Ultima di campionato a Ravenna per l'Imolese di mister Dionisi, in piena lotta per il 3° posto finale
04.05.2019 12:23 di Carlo Dall'Aglio   Vedi letture
Fonte: Imolese
Alfonso Selleri
Alfonso Selleri

Si chiude al Benelli di Ravenna: un derby per regalarci il terzo posto
Manca una partita al termine della regular season di serie C. L’Imolese sfiderà il Ravenna allo stadio Benelli, alla ricerca della conferma del 3° posto in classifica.
Domenica 5 maggio, alle 15, i rossoblu avranno la carta vincente in mano: in caso di vittoria, infatti, il gradino più basso del podio sarà certamente in cassaforte, senza aspettare il risultato di FeralpiSalò-Pordenone. In caso contrario, servirà attendere l’esito del match del “Lino Turina”.
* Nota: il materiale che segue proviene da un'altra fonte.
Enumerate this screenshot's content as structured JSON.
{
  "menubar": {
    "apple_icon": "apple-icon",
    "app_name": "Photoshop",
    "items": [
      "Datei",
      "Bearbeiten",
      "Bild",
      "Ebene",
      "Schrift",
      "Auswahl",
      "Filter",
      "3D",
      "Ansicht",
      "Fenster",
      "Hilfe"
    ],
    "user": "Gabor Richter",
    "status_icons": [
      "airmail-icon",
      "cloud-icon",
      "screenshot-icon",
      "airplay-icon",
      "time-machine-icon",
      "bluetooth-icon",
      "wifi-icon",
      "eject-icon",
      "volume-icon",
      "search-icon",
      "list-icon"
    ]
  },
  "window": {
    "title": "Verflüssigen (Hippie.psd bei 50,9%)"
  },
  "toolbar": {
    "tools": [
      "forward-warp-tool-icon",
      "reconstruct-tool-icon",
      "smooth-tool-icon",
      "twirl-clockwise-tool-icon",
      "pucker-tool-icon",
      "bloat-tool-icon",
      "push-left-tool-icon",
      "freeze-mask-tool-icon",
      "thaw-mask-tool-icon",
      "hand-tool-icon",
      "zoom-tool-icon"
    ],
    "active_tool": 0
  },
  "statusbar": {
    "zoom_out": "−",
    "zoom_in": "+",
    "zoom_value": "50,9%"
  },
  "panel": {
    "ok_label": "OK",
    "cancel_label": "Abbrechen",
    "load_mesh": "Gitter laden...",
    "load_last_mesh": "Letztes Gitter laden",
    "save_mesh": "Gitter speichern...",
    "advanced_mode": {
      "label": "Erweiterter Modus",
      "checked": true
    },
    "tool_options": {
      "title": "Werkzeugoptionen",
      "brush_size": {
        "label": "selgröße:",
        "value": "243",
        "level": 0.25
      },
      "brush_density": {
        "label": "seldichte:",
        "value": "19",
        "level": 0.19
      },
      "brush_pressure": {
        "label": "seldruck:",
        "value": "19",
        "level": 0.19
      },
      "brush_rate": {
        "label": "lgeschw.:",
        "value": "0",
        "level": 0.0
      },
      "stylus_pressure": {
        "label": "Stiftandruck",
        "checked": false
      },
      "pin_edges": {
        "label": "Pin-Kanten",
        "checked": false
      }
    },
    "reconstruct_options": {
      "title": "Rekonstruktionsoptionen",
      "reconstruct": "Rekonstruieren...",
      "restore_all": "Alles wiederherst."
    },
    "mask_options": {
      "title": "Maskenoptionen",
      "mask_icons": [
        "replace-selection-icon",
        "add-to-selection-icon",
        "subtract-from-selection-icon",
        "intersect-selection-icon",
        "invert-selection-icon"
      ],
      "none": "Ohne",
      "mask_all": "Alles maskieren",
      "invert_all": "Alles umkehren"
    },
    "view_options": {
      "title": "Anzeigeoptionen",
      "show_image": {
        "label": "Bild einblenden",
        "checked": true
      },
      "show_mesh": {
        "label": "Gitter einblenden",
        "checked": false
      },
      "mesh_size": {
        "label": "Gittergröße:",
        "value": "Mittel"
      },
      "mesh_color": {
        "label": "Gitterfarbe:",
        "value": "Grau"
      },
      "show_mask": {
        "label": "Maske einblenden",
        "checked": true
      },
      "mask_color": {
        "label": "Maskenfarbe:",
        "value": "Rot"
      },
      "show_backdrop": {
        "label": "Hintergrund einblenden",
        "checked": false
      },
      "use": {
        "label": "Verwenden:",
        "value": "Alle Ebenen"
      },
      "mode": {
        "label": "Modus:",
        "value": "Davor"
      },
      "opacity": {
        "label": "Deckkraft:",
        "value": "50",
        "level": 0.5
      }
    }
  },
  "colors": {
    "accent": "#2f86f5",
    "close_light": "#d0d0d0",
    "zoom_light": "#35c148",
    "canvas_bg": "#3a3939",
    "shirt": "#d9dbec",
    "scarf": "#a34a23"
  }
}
Anche il Ravenna di mister Luciano Foschi è una grande sorpresa del girone: i giallorossi, infatti, insieme all’Imolese hanno vissuto una stagione strabiliante, trascinati dal mordanese Alfonso Selleri.
In casa rossoblu sicuri assenti lo squalificato Checchi e gli infortunati Hraiech e Belcastro, probabile maglia da titolare per Carini, Sciacca e Fiore, mentre Cappelluzzo torna a disposizione di mister Dionisi.
Il direttore di gara sarà il signor Nicolò Cipriani della sezione di Empoli

Alessio Dionisi, allenatore
«E’ un derby e tra le due squadre c’è un trascorso risalente a due stagioni fa, ma noi non pensiamo a questo. Si tratta di una partita importante: nessuno di noi pensava di arrivare all’ultima giornata a giocarsi il terzo posto. Non sarà facile affrontare il Ravenna, una squadra che sta facendo molto bene e che ci renderà la vita difficile, come ha già fatto all’andata. Spero sia l’ultima volta che giocheremo contro di loro: i giallorossi sono un avversario ostico, difficile, più fisico di noi e pericoloso sulle palle inattive. Non hanno mai avuto cali di rendimento e vorranno finire bene. Chiaro che le nostre motivazioni sono importanti: vogliamo arrivare terzi, poi se non ce la faremo non sarà un dramma, anzi. Stiamo parlando di arrivare terzi o quarti: resta qualcosa di incredibile per l’Imolese».